Speaking of umac, I'm also looking at the umac context structs, for potential micro optimizations and fixes before it becomes a part of the ABI.
Some fields, like nonce_length, index, and (for umac32 and umac64) nonce_low, fit in 16 or even 8 bits. So it might make sense to make them adjacent.
And on the other hand, the umac block count is currently unsigned, and will wraparound after 2*32 blocks or 2^42 bytes. Other hash functions typically support data sizes up to 2^64 (except sha512 which uses a 128-bit coutner, which seems gross overkill).
For umac, the block counter is only needed to keep track of when to switch to different layer 2 hashing, and to keep track of odd and even blocks for poly128. So it could probably be made to work with only 16 bits and some saturation logic. But extending it to 64 bits seems simpler.

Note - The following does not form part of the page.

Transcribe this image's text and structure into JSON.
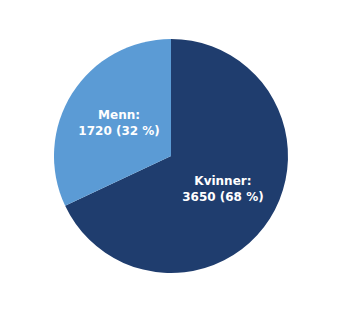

It would also be nice if we could force 16-byte alignment for the l1_key array (this is important for assembly routines), which would them imply 16-byte alignment for the complete context struct. Could help x86 sse2 assembly. And could help also on ARM, but I'm not sure if the system (primarily linker and malloc) really makes 16-byte alignment possible there.
And it would also be good to get a reasonably large alignment for the block buffer.
In gcc, there's __attribute__ ((aligned (16))), but since this gets part of the ABI, we can't use it in public headers unless we can specify the same alignment for *all* reasonable compilers for the given architecture.
Regards, /Niels